Frutto anche dell’azione giudiziaria promossa dalla Flc Cgil a livello europeo per contrastare la reiterazione dei contratti flessibili nella pubblica amministrazione. Azione giudiziaria intrapresa e vinta anche nei confronti del governo, con il pronunciamento della Corte Costituzionale che ha riconosciuto il diritto al rinnovo dei contratti pubblici e permesso la riapertura della stagione contrattuale.

In questo quadro durissimo e complesso, siamo riusciti a portate a casa il rinnovo del contratto dell’Istruzione e ricerca, dopo 9 anni dall’ultimo rinnovo dei comparti scuola, università, ricerca e Afam. 

Un risultato niente affatto scontato, che ci ha visti impegnati sul tema delle risorse aggiuntive per la scuola sottratte dalla legge 107, quelle destinate alla ‘premialità’ dei docenti, riportate al contratto grazie alla nostra azione, per incrementare le retribuzioni di tutti (circa 200 milioni di euro complessivi).
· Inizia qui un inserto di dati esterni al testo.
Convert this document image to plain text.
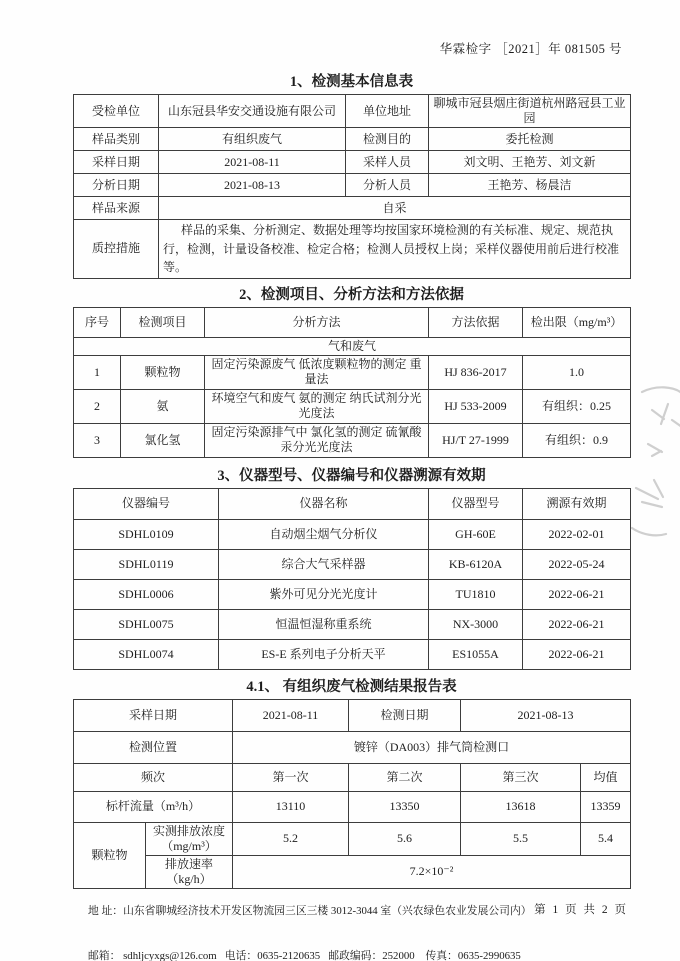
华霖检字 ［2021］年 081505 号
1、检测基本信息表
受检单位	山东冠县华安交通设施有限公司	单位地址	聊城市冠县烟庄街道杭州路冠县工业园
样品类别	有组织废气	检测目的	委托检测
采样日期	2021-08-11	采样人员	刘文明、王艳芳、刘文新
分析日期	2021-08-13	分析人员	王艳芳、杨晨洁
样品来源	自采		
质控措施	样品的采集、分析测定、数据处理等均按国家环境检测的有关标准、规定、规范执行，检测，计量设备校准、检定合格；检测人员授权上岗；采样仪器使用前后进行校准等。		
2、检测项目、分析方法和方法依据
序号	检测项目	分析方法	方法依据	检出限（mg/m³）
气和废气				
1	颗粒物	固定污染源废气 低浓度颗粒物的测定 重量法	HJ 836-2017	1.0
2	氨	环境空气和废气 氨的测定 纳氏试剂分光光度法	HJ 533-2009	有组织：0.25
3	氯化氢	固定污染源排气中 氯化氢的测定 硫氰酸汞分光光度法	HJ/T 27-1999	有组织：0.9
3、仪器型号、仪器编号和仪器溯源有效期
仪器编号	仪器名称	仪器型号	溯源有效期
SDHL0109	自动烟尘烟气分析仪	GH-60E	2022-02-01
SDHL0119	综合大气采样器	KB-6120A	2022-05-24
SDHL0006	紫外可见分光光度计	TU1810	2022-06-21
SDHL0075	恒温恒湿称重系统	NX-3000	2022-06-21
SDHL0074	ES-E 系列电子分析天平	ES1055A	2022-06-21
4.1、 有组织废气检测结果报告表
采样日期		2021-08-11	检测日期	2021-08-13	
检测位置		镀锌（DA003）排气筒检测口			
频次		第一次	第二次	第三次	均值
标杆流量（m³/h）		13110	13350	13618	13359
颗粒物	实测排放浓度（mg/m³）	5.2	5.6	5.5	5.4
	排放速率（kg/h）	7.2×10⁻²			

地 址：山东省聊城经济技术开发区物流园三区三楼 3012-3044 室（兴农绿色农业发展公司内）

邮箱： sdhljcyxgs@126.com   电话：0635-2120635   邮政编码：252000    传真：0635-2990635

第 1 页 共 2 页
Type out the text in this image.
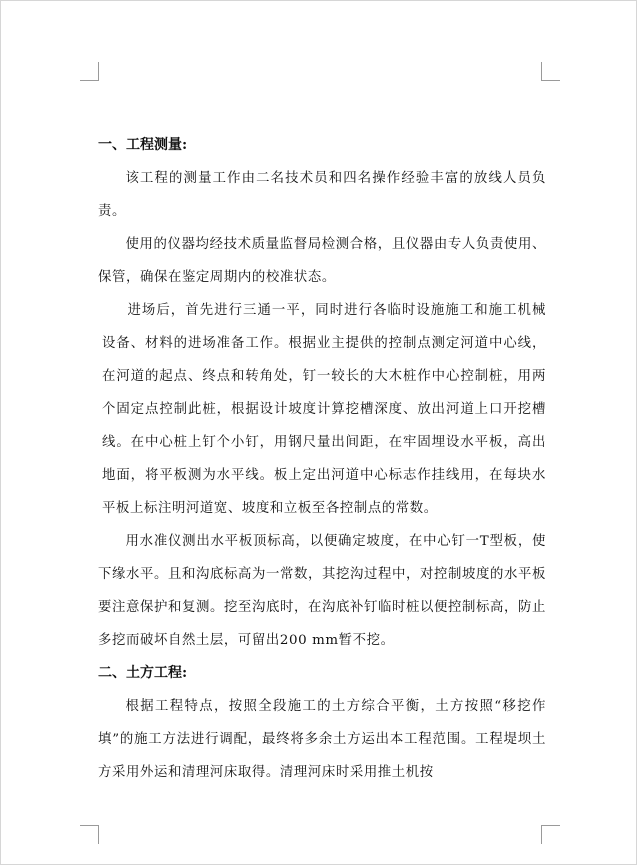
一、工程测量:

该工程的测量工作由二名技术员和四名操作经验丰富的放线人员负责。

使用的仪器均经技术质量监督局检测合格，且仪器由专人负责使用、保管，确保在鉴定周期内的校准状态。

进场后，首先进行三通一平，同时进行各临时设施施工和施工机械设备、材料的进场准备工作。根据业主提供的控制点测定河道中心线，在河道的起点、终点和转角处，钉一较长的大木桩作中心控制桩，用两个固定点控制此桩，根据设计坡度计算挖槽深度、放出河道上口开挖槽线。在中心桩上钉个小钉，用钢尺量出间距，在牢固埋设水平板，高出地面，将平板测为水平线。板上定出河道中心标志作挂线用，在每块水平板上标注明河道宽、坡度和立板至各控制点的常数。

用水准仪测出水平板顶标高，以便确定坡度，在中心钉一T型板，使下缘水平。且和沟底标高为一常数，其挖沟过程中，对控制坡度的水平板要注意保护和复测。挖至沟底时，在沟底补钉临时桩以便控制标高，防止多挖而破坏自然土层，可留出200 mm暂不挖。

二、土方工程:

根据工程特点，按照全段施工的土方综合平衡，土方按照“移挖作填”的施工方法进行调配，最终将多余土方运出本工程范围。工程堤坝土方采用外运和清理河床取得。清理河床时采用推土机按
Il rinnovo contrattuale è un risultato straordinario. Al di la dei contenuti, rimette in moto un meccanismo che si era inceppato, di cui non era scontata la ripresa. Soprattutto rimette al centro il sindacato e le relazioni sindacali, rilancia la contrattazione integrativa, strozzata dalla Brunetta e dai mancati rinnovi contrattuali, rilancia il protagonismo, a partire dalle assemblee di consultazione sull’ipotesi di accordo che la Flc Cgil sta tenendo, unica organizzazione sindacale, in questi giorni.

Per tutto quello che abbiamo fatto e intendiamo fare nei prossimi mesi in difesa dei diritti dei lavoratori, per rilanciare la partecipazione a partire dai luoghi di lavoro e rimettere al centro il lavoro, per rafforzare i presidi di democrazia, è necessario votare il sindacato confederale, sostenere le liste della Cgil in tutto il pubblico impiego e votare le liste della Flc Cgil nei settori della conoscenza. 

Abbiamo bisogno del voto delle lavoratrici e dei lavoratori della scuola, università, ricerca e Afam, per rafforzare la nostra azione e poter dire sempre “Su le teste!”.